她聞言回頭,將手中的酒壺搖了搖:“不是來找你談心,是來找你喝酒的。”

言罷,她嗅了嗅:“但你似乎已經喝過了。”

祁念一笑了笑:“沒關係,不妨我再喝一輪。”

她慶幸道:“反正今天大師兄不在家。”

慕晚忍不住好笑:“這世上,難得有幾個能降得住你的。”

今天再見她,祁念一發現她臉上猙獰的疤痕隻剩下一道淡淡的淺粉色印記了。

祁念一搖頭:“能降得住我的很多啊,我又不修無情道,我的師兄和我的親人、友人,都能降得住我,一來一個準。”

“所以,慕大夫夤夜來此,隻是為了喝酒?”祁念一轉頭看著她,一語道破,“要說什麼?”

“你……能贏嗎?”慕晚低著頭,聲音同樣也很輕,“後天的頭名戰。

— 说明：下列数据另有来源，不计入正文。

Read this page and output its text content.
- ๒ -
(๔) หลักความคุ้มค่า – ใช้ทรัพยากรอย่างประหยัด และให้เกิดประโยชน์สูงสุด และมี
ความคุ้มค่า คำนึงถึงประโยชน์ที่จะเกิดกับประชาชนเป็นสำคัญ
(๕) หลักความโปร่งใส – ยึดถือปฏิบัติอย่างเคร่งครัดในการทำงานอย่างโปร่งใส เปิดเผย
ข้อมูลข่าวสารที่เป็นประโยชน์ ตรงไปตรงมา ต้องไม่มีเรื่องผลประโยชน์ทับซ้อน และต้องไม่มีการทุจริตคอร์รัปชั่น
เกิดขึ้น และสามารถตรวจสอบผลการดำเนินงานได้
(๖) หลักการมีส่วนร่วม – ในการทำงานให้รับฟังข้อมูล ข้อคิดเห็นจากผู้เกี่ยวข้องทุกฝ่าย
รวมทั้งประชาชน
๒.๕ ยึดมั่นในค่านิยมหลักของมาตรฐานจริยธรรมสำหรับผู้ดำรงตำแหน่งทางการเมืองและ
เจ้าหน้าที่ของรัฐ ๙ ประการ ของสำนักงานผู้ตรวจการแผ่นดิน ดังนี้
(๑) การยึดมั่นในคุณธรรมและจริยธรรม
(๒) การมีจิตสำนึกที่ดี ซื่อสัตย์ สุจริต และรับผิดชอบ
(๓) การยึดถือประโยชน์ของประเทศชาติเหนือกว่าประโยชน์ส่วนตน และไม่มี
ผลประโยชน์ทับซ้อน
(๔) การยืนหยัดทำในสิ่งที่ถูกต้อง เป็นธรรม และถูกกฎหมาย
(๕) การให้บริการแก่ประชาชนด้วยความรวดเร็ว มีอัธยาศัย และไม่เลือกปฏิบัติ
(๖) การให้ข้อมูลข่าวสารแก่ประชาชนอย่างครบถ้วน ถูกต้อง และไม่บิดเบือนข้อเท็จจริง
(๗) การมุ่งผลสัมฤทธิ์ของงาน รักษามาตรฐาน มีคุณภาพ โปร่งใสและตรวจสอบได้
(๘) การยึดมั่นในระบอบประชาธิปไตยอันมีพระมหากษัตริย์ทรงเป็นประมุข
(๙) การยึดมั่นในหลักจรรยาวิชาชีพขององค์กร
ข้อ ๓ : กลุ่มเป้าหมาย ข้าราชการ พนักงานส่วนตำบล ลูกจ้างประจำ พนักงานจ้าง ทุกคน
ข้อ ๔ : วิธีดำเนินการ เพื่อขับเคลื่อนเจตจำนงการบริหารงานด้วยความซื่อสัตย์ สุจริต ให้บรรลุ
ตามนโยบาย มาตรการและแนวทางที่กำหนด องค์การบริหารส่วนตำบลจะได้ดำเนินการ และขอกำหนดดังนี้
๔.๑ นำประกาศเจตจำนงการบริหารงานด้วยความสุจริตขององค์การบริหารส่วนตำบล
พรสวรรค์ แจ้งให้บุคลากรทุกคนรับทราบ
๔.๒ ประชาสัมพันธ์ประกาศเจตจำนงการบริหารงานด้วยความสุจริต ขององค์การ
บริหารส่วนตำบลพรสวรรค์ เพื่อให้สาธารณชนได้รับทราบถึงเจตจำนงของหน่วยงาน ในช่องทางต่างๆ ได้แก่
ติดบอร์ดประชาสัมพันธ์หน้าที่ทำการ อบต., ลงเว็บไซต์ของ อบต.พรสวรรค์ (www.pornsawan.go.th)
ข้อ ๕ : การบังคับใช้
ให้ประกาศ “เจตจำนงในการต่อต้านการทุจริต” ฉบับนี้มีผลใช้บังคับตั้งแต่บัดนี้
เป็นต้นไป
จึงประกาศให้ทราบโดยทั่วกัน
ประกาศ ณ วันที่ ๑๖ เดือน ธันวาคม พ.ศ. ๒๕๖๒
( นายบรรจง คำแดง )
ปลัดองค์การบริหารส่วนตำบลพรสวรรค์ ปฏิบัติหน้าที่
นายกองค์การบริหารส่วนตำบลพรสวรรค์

”

祁念一拿著酒壺又飲一口,今日喝了第二輪,她也沒什麼醉意,腦子清醒得很。

“不知道。”

慕晚轉過頭看她:“不知道?”

她眼中不解:“這不像是你會說出來的話。”

在她的印象中,祁念一是那種無論做什麼事情都成竹在胸的人,似乎不管遇到什麼樣的難題,她總有一往無前的決心,這份自信,時刻都能感染到她身邊的人。

祁念一輕輕一笑,沒有說話。

“戰鬥這種事,沒有人能說自己絕對會勝的,隻能儘力做到最好而已。”

慕晚將酒壺中的酒一飲而儘,看得祁念一忍不住道:“你慢點喝。”

直到最後一滴酒倒乾淨後,慕晚才說:“我原本,覺得自己應該跟你說些什麼。”

畢竟她或許是了解謝天行最多的人了。

但那個人心思太深,儘管夫妻多年,卻也隻是同床異夢,許多關於他過去的事情,他隱藏起來的秘密,她都無從知曉。

所以,她似乎隻能來找祁念一喝酒了。

祁念一舉起酒壺,碰了下慕晚已經喝乾淨的空酒壺,就當碰了杯,隨後也拿著酒壺一飲而儘。